Impossible de comprendre qui est le sulfureux et ambitieux Olivier Rousteing sans porter un regard sur le monde dans lequel on vit. Aujourd’hui, Skyzo vous propose à travers une petite chronologie de dresser le portrait de ce génie créatif de la génération Y.

 

La Modernité

Né sous X et adopté par une famille bordelaise, Olivier Rousteing est un élève brillant : il obtient son bac avec deux ans d’avance. Quand Ruquier lui demande quelles sont les raisons expliquant sa précocité, il fait le lien avec sa couleur de peau. Adopté à Bordeaux, il n’a qu’une peur en se levant le matin ; celle de retourner à l’orphelinat.
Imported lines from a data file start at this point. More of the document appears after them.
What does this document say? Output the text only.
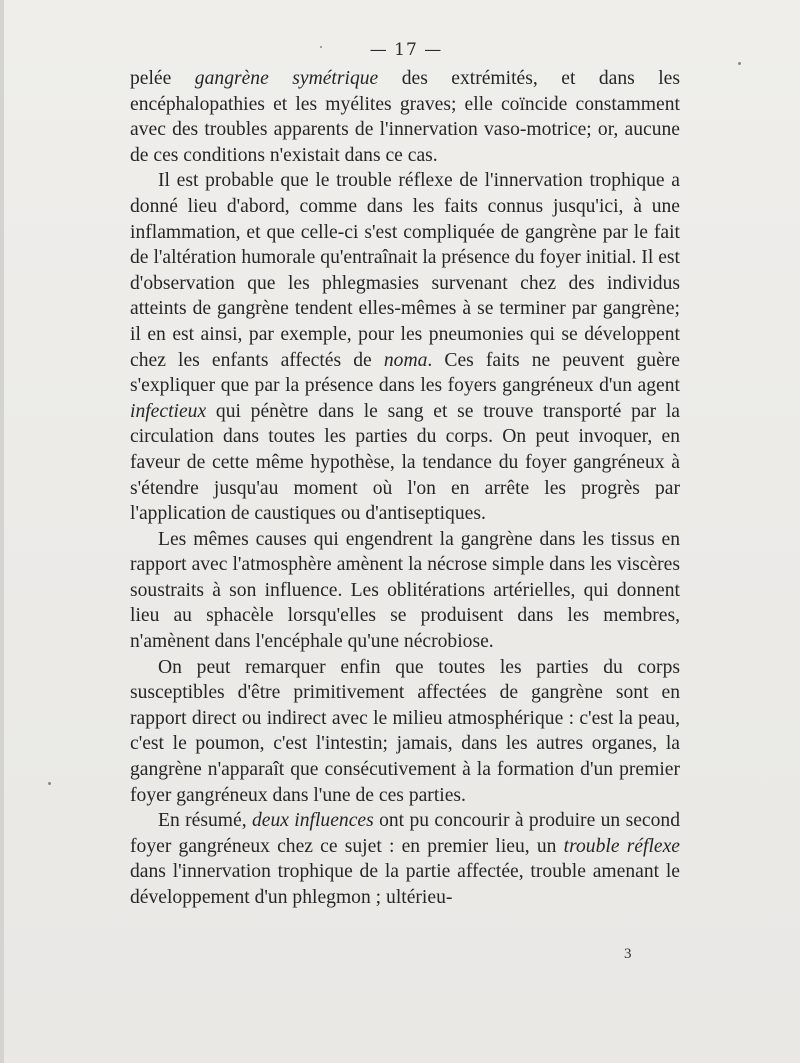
— 17 —

pelée gangrène symétrique des extrémités, et dans les encéphalopathies et les myélites graves; elle coïncide constamment avec des troubles apparents de l'innervation vaso-motrice; or, aucune de ces conditions n'existait dans ce cas.

Il est probable que le trouble réflexe de l'innervation trophique a donné lieu d'abord, comme dans les faits connus jusqu'ici, à une inflammation, et que celle-ci s'est compliquée de gangrène par le fait de l'altération humorale qu'entraînait la présence du foyer initial. Il est d'observation que les phlegmasies survenant chez des individus atteints de gangrène tendent elles-mêmes à se terminer par gangrène; il en est ainsi, par exemple, pour les pneumonies qui se développent chez les enfants affectés de noma. Ces faits ne peuvent guère s'expliquer que par la présence dans les foyers gangréneux d'un agent infectieux qui pénètre dans le sang et se trouve transporté par la circulation dans toutes les parties du corps. On peut invoquer, en faveur de cette même hypothèse, la tendance du foyer gangréneux à s'étendre jusqu'au moment où l'on en arrête les progrès par l'application de caustiques ou d'antiseptiques.

Les mêmes causes qui engendrent la gangrène dans les tissus en rapport avec l'atmosphère amènent la nécrose simple dans les viscères soustraits à son influence. Les oblitérations artérielles, qui donnent lieu au sphacèle lorsqu'elles se produisent dans les membres, n'amènent dans l'encéphale qu'une nécrobiose.

On peut remarquer enfin que toutes les parties du corps susceptibles d'être primitivement affectées de gangrène sont en rapport direct ou indirect avec le milieu atmosphérique : c'est la peau, c'est le poumon, c'est l'intestin; jamais, dans les autres organes, la gangrène n'apparaît que consécutivement à la formation d'un premier foyer gangréneux dans l'une de ces parties.

En résumé, deux influences ont pu concourir à produire un second foyer gangréneux chez ce sujet : en premier lieu, un trouble réflexe dans l'innervation trophique de la partie affectée, trouble amenant le développement d'un phlegmon ; ultérieu-

3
A 18 ans, diplômé de l’ESMOD, il quitte Paris pour l’Italie et fait le « garçon d’image » les week-ends pour financer ses stages dans l’industrie de la mode. C’est à Rome que Roberto Cavalli donne sa chance au jeune styliste. Il est débauché par Balmain en 2009 et devient, deux ans plus tard, à 25 ans, le premier directeur artistique « black » d’une maison de couture.

Salut, je suis le boss du style-game
« Hi, my name is boss, boss du style-game. »

En février 2015, Olivier Roustaing offre sa première mise à nu en posant en couverture de Têtu. Un acte fort, que le jeune homme assume. Oui c’est osé, mais non il ne se justifiera pas. Photogénique, le jeune frenchy est le Best Buddy d’Hollywood, comme il le prouve quotidiennement en alimentant son compte Instagram suivi par 3,8 millions de personnes. Un univers voluptueux et épicurien qui l’inspire, qu’il défend et revendique.

Couverture pour Têtu - Mars 2015
Couverture pour Têtu – Mars 2015

Avec Olivier Rousteing, le luxe n’a plus de code

Dans l’émission « On n’est pas couché » il persiste et signe : Kim Kardashian est bien l’incarnation du chic aujourd’hui. Par ailleurs, avec sa collection capsule pour NikeLab, il prouve que sport et glamour ne sont pas antinomiques. Lors d’une récente interview accordée à Elle.fr pour la sortie de sa collection, il déclare vouloir proposer une ligne de t-shirt et des jeans griffés Balmain à moins de 500 € disponible uniquement en ligne. Un cadeau pour la « nouvelle génération du clic », toujours plus impatiente et à qui il s’identifie très fortement.

Mais le talentueux créateur prend la mesure d’une telle décision stratégique pour une maison de couture. L’enjeu est de taille pour Balmain. S’il est parvenu à moderniser la marque, en lui offrant une deuxième jeunesse luxurieuse et sensuelle, les clients les plus fidèles doivent pouvoir continuer de s’y identifier.

Ce génie que le 2.0 rend plus accessible, entend bien jouer de toute son influence pour casser les codes et les réinventer. Fier de son parcours, à l’aise avec son identité et sa génération, le trentenaire est un travailleur acharné, qui a su s’entourer des plus talentueux. C’est aux États-Unis qu’il se sent chez lui, la fausse pudeur, les codes français semblent bien trop embarrassants et bloquants pour l’artiste au franc parlé. S’il peut faire jaser et facilement irriter, d’aucun ne dirait d’Olivier Roustaing qu’il a démérité.